Перевела взгляд на меня.

— Я так и не смогла с тобой поговорить. Вот возьми записку, там все сказано. Прочтешь потом. Она отошла, оглядела всех нас.

— Ну, мальчики, еще раз: до свидания. Не поминайте лихом… — сказала, губы у нее задрожали, слезы закапали, и она, выхватив платочек, торопливо вышла из палаты.

Вечером я прочел записку.

«Саша, я очень виновата перед тобой. Так виновата, что мне до сих пор нехорошо. Я много думала о тебе, о нашей начинавшейся дружбе, о своих поступках. И мне стыдно. Прости меня. Я все и навсегда поняла: дружбой не шутят. Я получила хороший урок на всю жизнь. Его дали вы: Лена и ты. Еще раз прости».

Запись одиннадцатая

Нас увозили от войны, а она шла за нами.

Позавчера почти над самой станцией пролетели в сторону Валуек пять немецких самолетов. В палате наступила такая тишина, что мы слышали их страшный, какой-то воющий и прерывистый гул.

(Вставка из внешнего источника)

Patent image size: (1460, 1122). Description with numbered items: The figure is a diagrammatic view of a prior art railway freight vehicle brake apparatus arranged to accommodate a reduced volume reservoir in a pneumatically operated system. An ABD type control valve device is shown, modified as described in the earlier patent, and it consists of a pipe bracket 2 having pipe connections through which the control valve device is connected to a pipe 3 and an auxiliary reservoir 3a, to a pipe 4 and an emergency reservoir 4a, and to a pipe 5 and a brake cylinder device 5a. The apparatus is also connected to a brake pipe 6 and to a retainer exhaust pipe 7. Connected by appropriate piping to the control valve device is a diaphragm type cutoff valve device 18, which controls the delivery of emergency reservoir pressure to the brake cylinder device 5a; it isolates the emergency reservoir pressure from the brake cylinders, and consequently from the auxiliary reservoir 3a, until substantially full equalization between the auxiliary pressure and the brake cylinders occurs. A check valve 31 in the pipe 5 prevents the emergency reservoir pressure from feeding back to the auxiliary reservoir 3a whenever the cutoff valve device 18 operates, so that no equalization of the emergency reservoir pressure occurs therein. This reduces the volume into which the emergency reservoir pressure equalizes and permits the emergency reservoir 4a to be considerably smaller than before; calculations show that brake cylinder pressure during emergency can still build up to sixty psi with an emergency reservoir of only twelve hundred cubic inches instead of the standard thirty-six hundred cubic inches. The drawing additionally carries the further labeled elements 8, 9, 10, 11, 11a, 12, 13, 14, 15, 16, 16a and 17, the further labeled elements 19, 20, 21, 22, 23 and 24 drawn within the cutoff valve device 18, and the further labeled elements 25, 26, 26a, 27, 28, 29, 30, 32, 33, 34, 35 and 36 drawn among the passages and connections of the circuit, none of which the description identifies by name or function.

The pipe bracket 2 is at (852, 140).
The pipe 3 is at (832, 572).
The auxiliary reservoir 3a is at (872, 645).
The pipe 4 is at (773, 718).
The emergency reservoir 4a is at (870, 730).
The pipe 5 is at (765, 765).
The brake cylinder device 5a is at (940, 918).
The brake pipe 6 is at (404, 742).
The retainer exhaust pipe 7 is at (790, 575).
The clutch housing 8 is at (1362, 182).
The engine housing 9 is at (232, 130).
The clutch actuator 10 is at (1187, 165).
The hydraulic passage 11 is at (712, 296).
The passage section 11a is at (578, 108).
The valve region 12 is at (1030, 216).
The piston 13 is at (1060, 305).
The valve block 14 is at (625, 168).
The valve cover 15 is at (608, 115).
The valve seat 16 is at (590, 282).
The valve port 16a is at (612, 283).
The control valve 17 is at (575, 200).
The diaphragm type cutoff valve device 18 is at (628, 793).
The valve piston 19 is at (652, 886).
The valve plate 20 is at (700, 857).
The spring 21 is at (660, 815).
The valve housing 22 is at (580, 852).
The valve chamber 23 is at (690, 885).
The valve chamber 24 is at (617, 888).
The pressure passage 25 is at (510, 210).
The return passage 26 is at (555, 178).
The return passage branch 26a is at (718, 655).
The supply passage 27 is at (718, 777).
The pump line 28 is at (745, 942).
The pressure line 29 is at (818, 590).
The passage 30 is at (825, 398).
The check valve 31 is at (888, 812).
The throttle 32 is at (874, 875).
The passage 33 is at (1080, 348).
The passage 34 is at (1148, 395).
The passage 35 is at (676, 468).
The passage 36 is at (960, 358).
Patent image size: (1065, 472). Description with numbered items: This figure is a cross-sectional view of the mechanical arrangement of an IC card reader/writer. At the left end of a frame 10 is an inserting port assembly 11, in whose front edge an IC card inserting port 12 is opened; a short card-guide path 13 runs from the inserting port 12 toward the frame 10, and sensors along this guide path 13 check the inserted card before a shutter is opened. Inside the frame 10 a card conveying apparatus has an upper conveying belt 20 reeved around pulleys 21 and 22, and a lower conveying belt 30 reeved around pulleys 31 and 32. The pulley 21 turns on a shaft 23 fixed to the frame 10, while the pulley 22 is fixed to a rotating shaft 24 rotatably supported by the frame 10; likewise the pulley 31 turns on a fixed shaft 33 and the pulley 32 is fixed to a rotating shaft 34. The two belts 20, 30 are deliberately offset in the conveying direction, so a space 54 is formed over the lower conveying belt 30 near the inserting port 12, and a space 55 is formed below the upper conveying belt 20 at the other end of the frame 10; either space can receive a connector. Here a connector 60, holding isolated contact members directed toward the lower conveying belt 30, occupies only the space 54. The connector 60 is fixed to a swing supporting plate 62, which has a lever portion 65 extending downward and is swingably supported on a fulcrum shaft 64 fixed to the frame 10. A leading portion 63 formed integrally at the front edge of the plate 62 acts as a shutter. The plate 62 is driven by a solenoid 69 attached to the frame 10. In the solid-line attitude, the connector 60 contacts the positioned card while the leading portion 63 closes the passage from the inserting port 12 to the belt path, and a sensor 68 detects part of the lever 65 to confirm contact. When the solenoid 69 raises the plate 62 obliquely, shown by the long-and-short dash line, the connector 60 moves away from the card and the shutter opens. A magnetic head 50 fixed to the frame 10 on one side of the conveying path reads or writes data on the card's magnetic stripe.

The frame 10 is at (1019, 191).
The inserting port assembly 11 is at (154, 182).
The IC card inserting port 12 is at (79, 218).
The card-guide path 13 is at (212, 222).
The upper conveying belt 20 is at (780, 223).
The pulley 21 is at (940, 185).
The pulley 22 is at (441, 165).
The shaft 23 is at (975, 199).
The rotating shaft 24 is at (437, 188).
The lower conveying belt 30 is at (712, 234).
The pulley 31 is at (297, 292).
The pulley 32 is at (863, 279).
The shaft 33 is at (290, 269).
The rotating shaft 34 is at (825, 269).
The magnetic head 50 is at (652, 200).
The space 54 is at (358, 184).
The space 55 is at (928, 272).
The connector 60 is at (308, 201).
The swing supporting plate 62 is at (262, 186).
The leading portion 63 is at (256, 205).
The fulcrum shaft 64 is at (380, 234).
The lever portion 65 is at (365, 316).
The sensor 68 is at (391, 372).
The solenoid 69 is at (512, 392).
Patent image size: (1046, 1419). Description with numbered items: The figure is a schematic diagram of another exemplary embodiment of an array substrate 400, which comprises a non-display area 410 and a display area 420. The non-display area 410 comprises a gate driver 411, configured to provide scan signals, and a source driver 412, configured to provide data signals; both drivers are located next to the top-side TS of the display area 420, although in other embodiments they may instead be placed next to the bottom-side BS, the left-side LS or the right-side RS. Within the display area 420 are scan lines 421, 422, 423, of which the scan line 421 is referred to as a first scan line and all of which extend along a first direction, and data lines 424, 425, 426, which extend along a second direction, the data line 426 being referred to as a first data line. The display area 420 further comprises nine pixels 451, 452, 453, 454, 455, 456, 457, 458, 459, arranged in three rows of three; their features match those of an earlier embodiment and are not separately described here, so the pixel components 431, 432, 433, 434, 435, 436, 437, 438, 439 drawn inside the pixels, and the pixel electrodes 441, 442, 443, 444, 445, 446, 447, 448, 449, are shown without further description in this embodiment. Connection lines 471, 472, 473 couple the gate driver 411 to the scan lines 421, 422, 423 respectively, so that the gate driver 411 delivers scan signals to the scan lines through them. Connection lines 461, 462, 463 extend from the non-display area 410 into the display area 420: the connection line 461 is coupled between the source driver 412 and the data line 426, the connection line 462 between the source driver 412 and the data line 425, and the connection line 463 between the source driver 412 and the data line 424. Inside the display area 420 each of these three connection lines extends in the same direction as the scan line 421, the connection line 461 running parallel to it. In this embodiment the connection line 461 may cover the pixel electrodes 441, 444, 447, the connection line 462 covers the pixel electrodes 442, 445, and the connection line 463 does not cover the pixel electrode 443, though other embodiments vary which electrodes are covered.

Вчера снова, перед завтраком. Три самолета. Фимочка не притронулся к еде, лежал бледный, с круглыми глазами. Да и у меня, признаюсь, не прибавилось аппетита.

Сегодня опять — восемь. Тоже перед завтраком.

Наши няни, сестры наклеивают на оконные стекла длинные полосы бумаги. При взрывах такие стекла, говорят, не вылетают. Два бородатых мужика, видимо маляры из соседнего колхоза, мажут крыши и стены наших корпусов зеленой краской: маскируют под траву или деревья. Няни всюду, куда можно, втыкают сосновые ветки.

С позавчерашнего вечера нам запретили зажигать свет. На станции тоже.

Я никогда не думал, что темнота — такая страшная штука. Все мы будто оказались в наглухо закрытом погребе — ни огонька, ни звука. Даже паровозы теперь перестали гудеть. Поезда вползают на станцию осторожно, будто крадутся, щупая темень тусклыми голубоватыми фарами, постоят несколько минут, поджидая встречный, и снова молчком уползают. Ночи вдруг стали какими-то длинными, тягостными.

Запись двенадцатая

Меня снова назначили на солнечное лечение. Я обрадовался — хоть на воздухе побуду. Не шутка ведь: почти два месяца безвылазно проторчать в палате! Стены надоели до тошноты.

Солнечные ванны мы принимаем на небольшой зеленой поляне, окруженной невысоким кустарничком. На поляне два ряда топчанов, накрытых простынями. Я выбрал себе крайний. На остальных кое-где лежали малышата.

Приподнялся малость, завертел головой — красота какая! Справа бор, слева луг, а по нему, по неглубокой лощинке, тянется, сверкая на солнце, речка. Вот бы сейчас туда, да с удочкой, да с краюхой хлеба, надраенной чесноком и салом!

Прилег на спину. Солнце жарко греет лицо, грудь, ноги. Небо синее, далеко-далеко, и в нем черной точкой коршун, а может быть, орел…

Санитары принесли еще кого-то, укладывают рядом со мной. Повернулся — мальчишка, лет шести, беленький, голубоглазенький, нос длинненький и ушки торчат, смотрит на меня настороженно и смущенно.

— Боишься, что ли?

— Нет.

— Молодец. Как зовут?

— Саша.

— Саша? Здорово! Значит, мы — тезки.

— Какие… тезки?

— У нас имена одинаковые. Я тоже Саша. Вот и получается — тезки. Ясно?

— Ясно. Только смешно… — И засмеялся.

Глаза прищурились, нос сморщился, губы раскрылись и блеснули ровные, белые зубики. И так он вдруг напомнил мне нашего Димку, что дыхание сперло.